Asian American Studies Minor

As a minor in Asian American Studies, you will enrich your critical understanding about both individual experiences and collective histories of Asian Americans in regional, national, and transnational contexts. As an inter- and multi-disciplinary program, it underlines transnational contexts and comparative perspectives for the study of Asian American experiences. 

sample courses:

"Model Minority": The Asian-American Experience

This course explores key issues in the field revolving around the concept of "model minority." It explores the origins of this concept, analyzes the social discourses about Asian Americans as a model minority, and through interrogations of complex experiences and heterogeneity among Asian Americans (including Pacific Islanders), it aims to dismantle the model minority myth. It approaches race and ethnicity by focusing on one designated pan-ethnic group, and uses multidisciplinary inquiries inspired by the fields of history, sociology, anthropology, law and education, all of which are concerned with the conceptual framework of "model minority."

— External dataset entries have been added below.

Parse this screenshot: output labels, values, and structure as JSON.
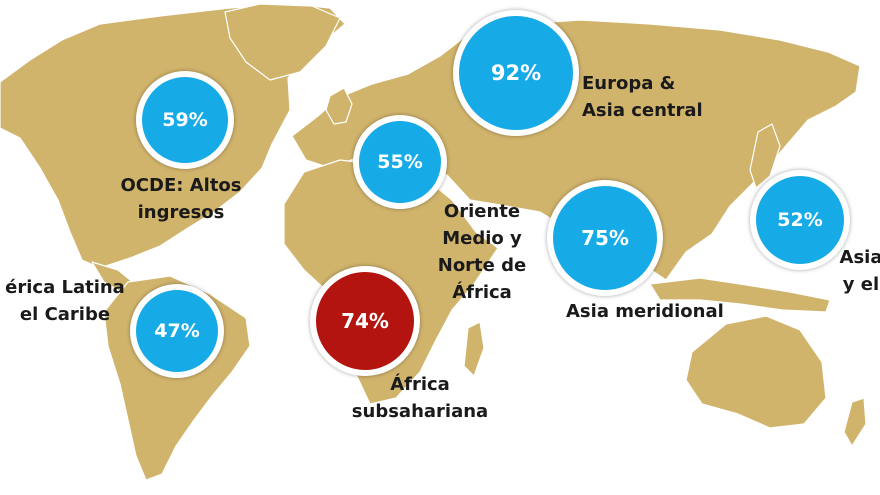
{
  "colors": {
    "land": "#d1b46c",
    "bubble_default": "#16abe6",
    "bubble_highlight": "#b3140f",
    "label": "#1a1a1a"
  },
  "regions": {
    "oecd": {
      "name_l1": "OCDE: Altos",
      "name_l2": "ingresos",
      "value": "59%",
      "color": "#16abe6"
    },
    "europe_central_asia": {
      "name_l1": "Europa &",
      "name_l2": "Asia central",
      "value": "92%",
      "color": "#16abe6"
    },
    "mena": {
      "name_l1": "Oriente",
      "name_l2": "Medio y",
      "name_l3": "Norte de",
      "name_l4": "África",
      "value": "55%",
      "color": "#16abe6"
    },
    "latin_america": {
      "name_l1": "érica Latina",
      "name_l2": "el Caribe",
      "value": "47%",
      "color": "#16abe6"
    },
    "sub_saharan_africa": {
      "name_l1": "África",
      "name_l2": "subsahariana",
      "value": "74%",
      "color": "#b3140f"
    },
    "south_asia": {
      "name_l1": "Asia meridional",
      "value": "75%",
      "color": "#16abe6"
    },
    "east_asia": {
      "name_l1": "Asia",
      "name_l2": "y el",
      "value": "52%",
      "color": "#16abe6"
    }
  }
}
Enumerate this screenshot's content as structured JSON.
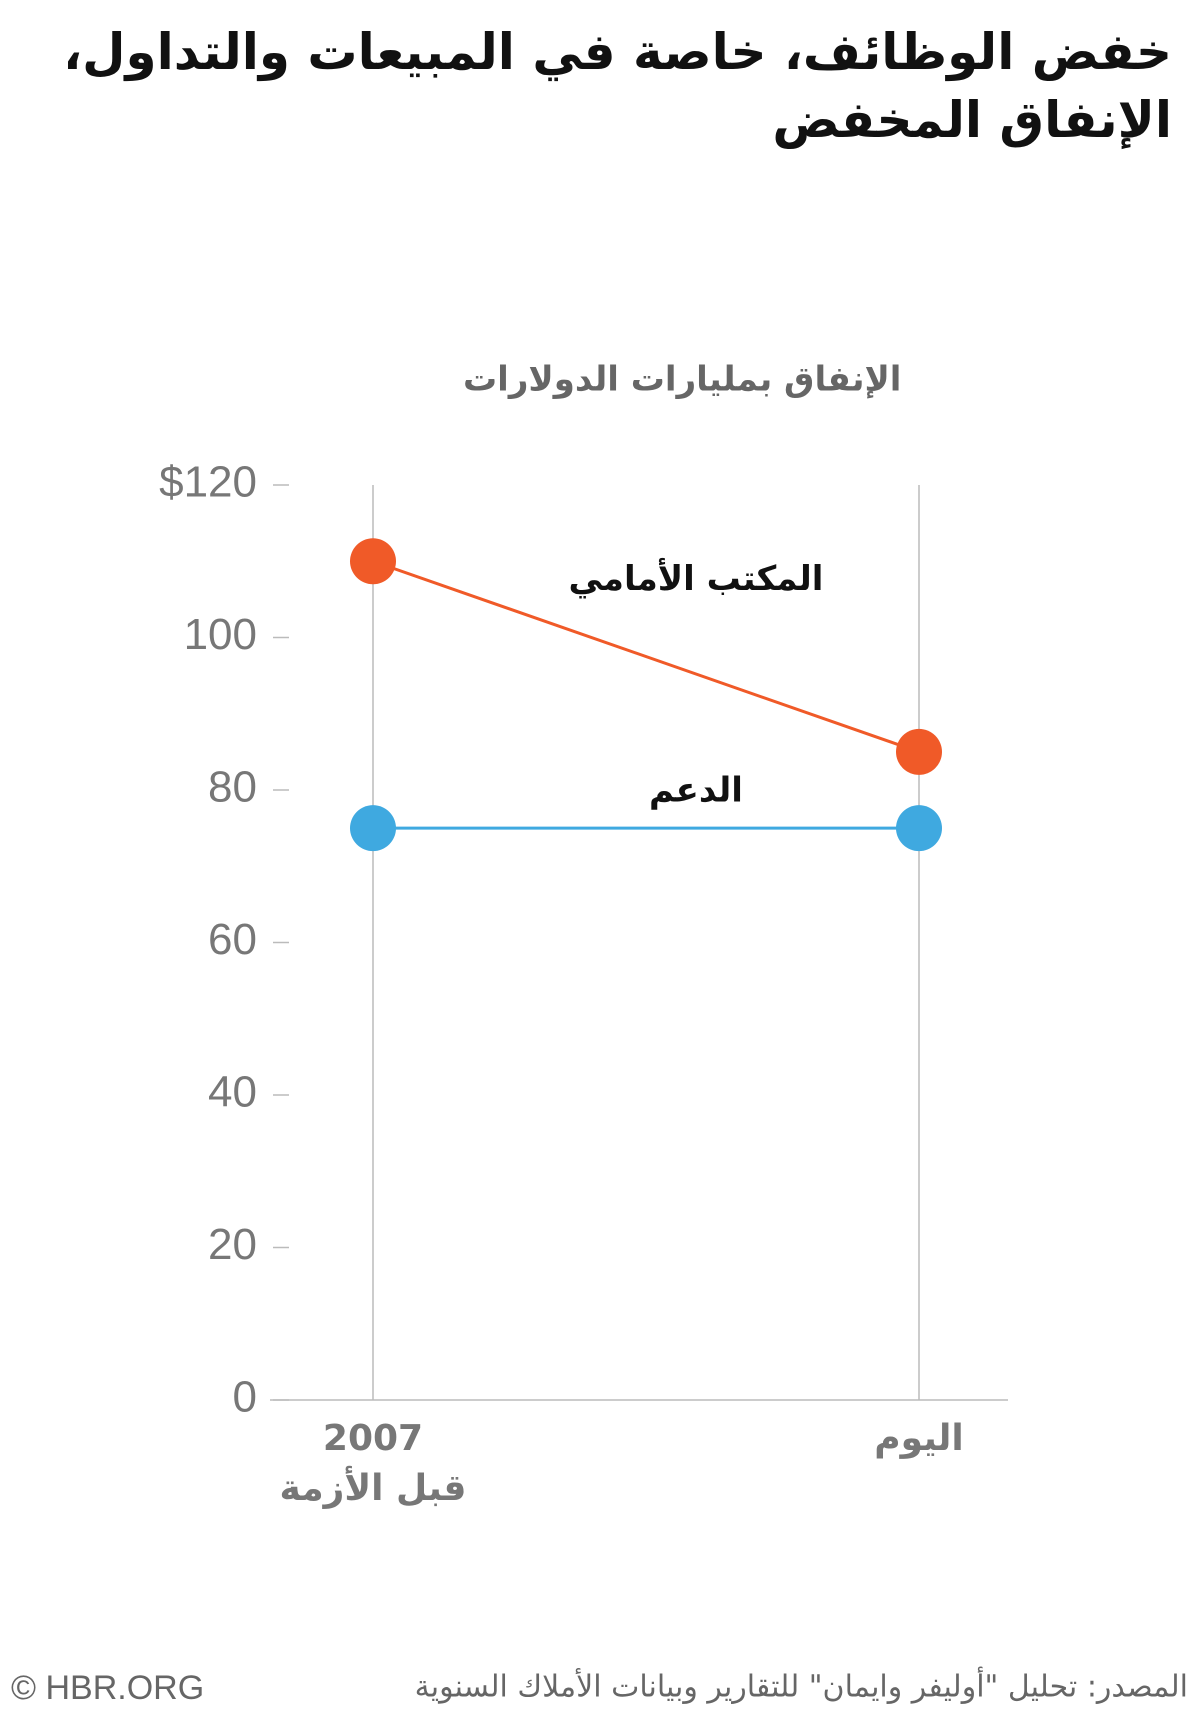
{
  "chart_data": {
    "type": "line",
    "title": "خفض الوظائف، خاصة في المبيعات والتداول، الإنفاق المخفض",
    "y_label": "الإنفاق بمليارات الدولارات",
    "categories": [
      "2007\nقبل الأزمة",
      "اليوم"
    ],
    "series": [
      {
        "name": "المكتب الأمامي",
        "color": "#f05a28",
        "values": [
          110,
          85
        ]
      },
      {
        "name": "الدعم",
        "color": "#3fa9e0",
        "values": [
          75,
          75
        ]
      }
    ],
    "ylim": [
      0,
      120
    ],
    "yticks": [
      0,
      20,
      40,
      60,
      80,
      100,
      {
        "value": 120,
        "label": "$120"
      }
    ],
    "source": "المصدر: تحليل \"أوليفر وايمان\" للتقارير وبيانات الأملاك السنوية",
    "credit": "© HBR.ORG"
  }
}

Ocean, Island, Ghetto, Globe: An Introduction to Asian American Literature

Where do Asian Americans belong? The disparate routes Asian migrants took to the U.S. tie their stories “here” to a “there” overseas. Meanwhile, their places here in the U.S. have been ambivalent: embraced as model minorities but also excluded as foreigners, even potential traitors. Out of this history comes a literature that wrestles with the problem of place. This course will introduce us to the range of Asian American literature and stretch our ideas of what it can be and where it can travel. Through this literature, we’ll examine how Asian Americans have imagined their horizons of belonging when their places in the world are unclear. We’ll journey from familiar Asian American settings—Chinatown, the island, the Asia-Pacific—to less familiar ones—the American hemisphere, global utopias, fantasy worlds. Across these diverse settings, Asian American literature questions where we draw the boundaries of community, identity, and political responsibility.